Monday, December 26, 2016

The Tootsie Pop Problem

Another year has rolled by and I still don't know how many licks it takes to get to the Tootsie Roll center of a Tootsie Pop.  




"How many licks does it take to get to the Tootsie Roll center of a Tootsie Pop?"


Tootsie Pops are known for the catch phrase "How many licks does it take to get to the Tootsie Roll center of a Tootsie Pop?" This infamous challenge has plagued society since the animated commercial debuted on U.S. television in 1969. 

For those of you who don't know, the Tootsie Pop is a hard candy lollipop filled with chocolate-flavored chewy Tootsie Roll candy. It debuted in 1931. By 2002, 60 million Tootsie Rolls and twenty million Tootsie Pops were produced every day. 


         According to 


Engineering students from Purdue University built a "licking machine", modeled after a human tongue, and concluded that it took an average of 364 licks to get to the center of a Tootsie Pop, but only 252 natural "licks" ... twenty of the group's volunteers assumed the licking challenge - unassisted by machinery - and averaged 252 licks each to the center. 


A chemical engineering doctoral student from the University of Michigan recorded that his customized licking machine required 411 licks, while undergraduate students at Swarthmore College concluded that it takes a median of 144 licks (range 70-222) to get to the center of a Tootsie Pop. 

Harvard Grad students created a rotating mechanical tongue and concluded it took 2,255 licks on a normal raspberry Tootsie Pop to get the center showing. In 2014 the Tribology Laboratory at the University of Florida published a study examining the coupled effects of biology, corrosion, and mechanical agitation on the wear of Tootsie Roll Pops. In my mind, they WIN with the topic description alone. 
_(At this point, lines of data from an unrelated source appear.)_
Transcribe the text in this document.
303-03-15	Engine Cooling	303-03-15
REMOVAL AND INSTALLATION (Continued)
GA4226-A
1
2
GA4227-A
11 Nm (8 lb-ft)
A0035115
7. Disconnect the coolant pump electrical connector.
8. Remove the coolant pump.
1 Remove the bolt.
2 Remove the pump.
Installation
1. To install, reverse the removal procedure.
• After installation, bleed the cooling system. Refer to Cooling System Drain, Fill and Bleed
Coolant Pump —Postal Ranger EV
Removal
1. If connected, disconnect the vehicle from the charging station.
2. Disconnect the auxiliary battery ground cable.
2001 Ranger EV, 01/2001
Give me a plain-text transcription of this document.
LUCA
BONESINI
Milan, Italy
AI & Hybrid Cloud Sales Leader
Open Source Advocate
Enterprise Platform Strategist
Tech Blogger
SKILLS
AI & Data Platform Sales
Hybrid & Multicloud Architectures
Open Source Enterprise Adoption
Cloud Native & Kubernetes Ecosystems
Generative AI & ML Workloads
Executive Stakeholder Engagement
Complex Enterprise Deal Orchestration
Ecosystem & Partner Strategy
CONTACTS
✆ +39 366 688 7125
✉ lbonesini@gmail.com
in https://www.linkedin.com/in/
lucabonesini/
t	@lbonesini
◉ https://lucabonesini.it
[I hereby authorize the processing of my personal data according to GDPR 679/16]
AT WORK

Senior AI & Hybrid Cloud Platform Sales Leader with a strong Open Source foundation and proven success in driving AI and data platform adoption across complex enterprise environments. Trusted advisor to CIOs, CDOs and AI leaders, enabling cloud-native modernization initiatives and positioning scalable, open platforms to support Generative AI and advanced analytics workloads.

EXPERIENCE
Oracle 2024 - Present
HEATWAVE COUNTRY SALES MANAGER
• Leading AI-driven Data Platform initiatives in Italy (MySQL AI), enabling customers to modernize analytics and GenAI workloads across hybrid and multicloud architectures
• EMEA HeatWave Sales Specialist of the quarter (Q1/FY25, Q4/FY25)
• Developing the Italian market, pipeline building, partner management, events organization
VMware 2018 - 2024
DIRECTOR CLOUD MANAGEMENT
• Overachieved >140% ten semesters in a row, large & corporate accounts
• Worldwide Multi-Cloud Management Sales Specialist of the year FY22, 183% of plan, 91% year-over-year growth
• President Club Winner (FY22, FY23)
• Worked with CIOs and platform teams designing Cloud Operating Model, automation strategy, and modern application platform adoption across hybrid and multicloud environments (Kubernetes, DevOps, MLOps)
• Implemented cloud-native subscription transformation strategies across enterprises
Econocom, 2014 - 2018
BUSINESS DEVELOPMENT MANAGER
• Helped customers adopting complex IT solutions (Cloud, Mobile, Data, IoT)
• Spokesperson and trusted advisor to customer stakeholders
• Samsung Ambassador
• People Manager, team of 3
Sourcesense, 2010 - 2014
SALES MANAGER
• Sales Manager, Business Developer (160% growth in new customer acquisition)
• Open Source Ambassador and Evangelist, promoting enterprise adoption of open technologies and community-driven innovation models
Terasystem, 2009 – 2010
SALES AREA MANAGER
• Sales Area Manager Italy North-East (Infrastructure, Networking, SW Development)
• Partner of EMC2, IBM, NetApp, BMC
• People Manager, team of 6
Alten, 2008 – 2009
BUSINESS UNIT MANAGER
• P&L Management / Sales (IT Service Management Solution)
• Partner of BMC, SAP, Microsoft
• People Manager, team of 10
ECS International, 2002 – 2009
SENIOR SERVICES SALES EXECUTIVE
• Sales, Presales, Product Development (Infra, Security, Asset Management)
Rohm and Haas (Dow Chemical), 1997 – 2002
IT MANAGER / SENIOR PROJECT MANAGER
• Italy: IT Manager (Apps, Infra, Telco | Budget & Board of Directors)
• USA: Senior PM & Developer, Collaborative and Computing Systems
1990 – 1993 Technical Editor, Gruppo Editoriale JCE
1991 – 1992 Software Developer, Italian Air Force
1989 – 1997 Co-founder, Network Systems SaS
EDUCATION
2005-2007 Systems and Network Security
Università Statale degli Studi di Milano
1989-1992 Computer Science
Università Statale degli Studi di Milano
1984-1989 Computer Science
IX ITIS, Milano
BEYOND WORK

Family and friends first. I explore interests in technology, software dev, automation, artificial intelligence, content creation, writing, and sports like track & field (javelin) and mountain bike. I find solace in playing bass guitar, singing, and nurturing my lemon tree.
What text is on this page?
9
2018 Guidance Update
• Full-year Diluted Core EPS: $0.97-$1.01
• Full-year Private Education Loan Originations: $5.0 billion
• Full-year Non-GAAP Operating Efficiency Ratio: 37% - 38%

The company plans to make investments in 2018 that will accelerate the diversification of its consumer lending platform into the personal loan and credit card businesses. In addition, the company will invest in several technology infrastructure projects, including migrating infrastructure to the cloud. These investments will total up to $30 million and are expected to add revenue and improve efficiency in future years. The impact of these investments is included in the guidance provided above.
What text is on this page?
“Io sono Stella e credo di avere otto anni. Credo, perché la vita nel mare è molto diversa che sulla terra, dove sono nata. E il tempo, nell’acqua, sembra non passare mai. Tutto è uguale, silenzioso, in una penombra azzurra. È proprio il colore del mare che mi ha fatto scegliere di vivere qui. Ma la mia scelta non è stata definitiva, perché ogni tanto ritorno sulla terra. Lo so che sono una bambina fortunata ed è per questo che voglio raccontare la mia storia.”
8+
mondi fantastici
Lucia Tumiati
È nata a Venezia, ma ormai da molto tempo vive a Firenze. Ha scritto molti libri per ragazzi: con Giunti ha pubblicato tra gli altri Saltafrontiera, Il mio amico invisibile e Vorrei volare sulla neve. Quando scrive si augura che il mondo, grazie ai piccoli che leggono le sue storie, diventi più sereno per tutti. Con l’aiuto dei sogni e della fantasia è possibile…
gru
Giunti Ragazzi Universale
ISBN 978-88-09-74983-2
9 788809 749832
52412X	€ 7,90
Self reported wear data from 58 participants was used in conjunction with statistical analysis of actual lollipop cross-sectional information in a numerical simulation to compute the average number of licks required to reach the Tootsie Roll center of a Tootsie Roll Pop. 

The number of licks required, based on equatorial cross-section data, was found to be nearly independent of the licking style with the one-sided approach required 195±18 licks and the full-surface approach requiring 184±33 licks. 

Independent researcher Cory Heid presented his Tootsie Pop findings at the 2013 Joint Mathematics Meetings in January, and at the Michigan Undergraduate Conference in February, as a data analysis project using a data-driven model. His findings are presented in this post: Tootsie Pop Findings. Heid concluded that people love Tootsie Pops just as they are, even if they don't solve this problem.

While the list of unsolved problems in philosophy generally relate to the problems associated with language, ethics, knowledge, the mind-body connection and consciousness, the Tootsie Pop Problem is a preoccupation of lay philosophers across multiple disciplines. 





GAME





If Tootsie Pops are anything like people, no two are the same. 

While answers vary between 144 licks (Swarthmore College) to a whopping 2,255 licks (Harvard University), one thing is for certain, the world may never know ... unless they conduct their own experiment.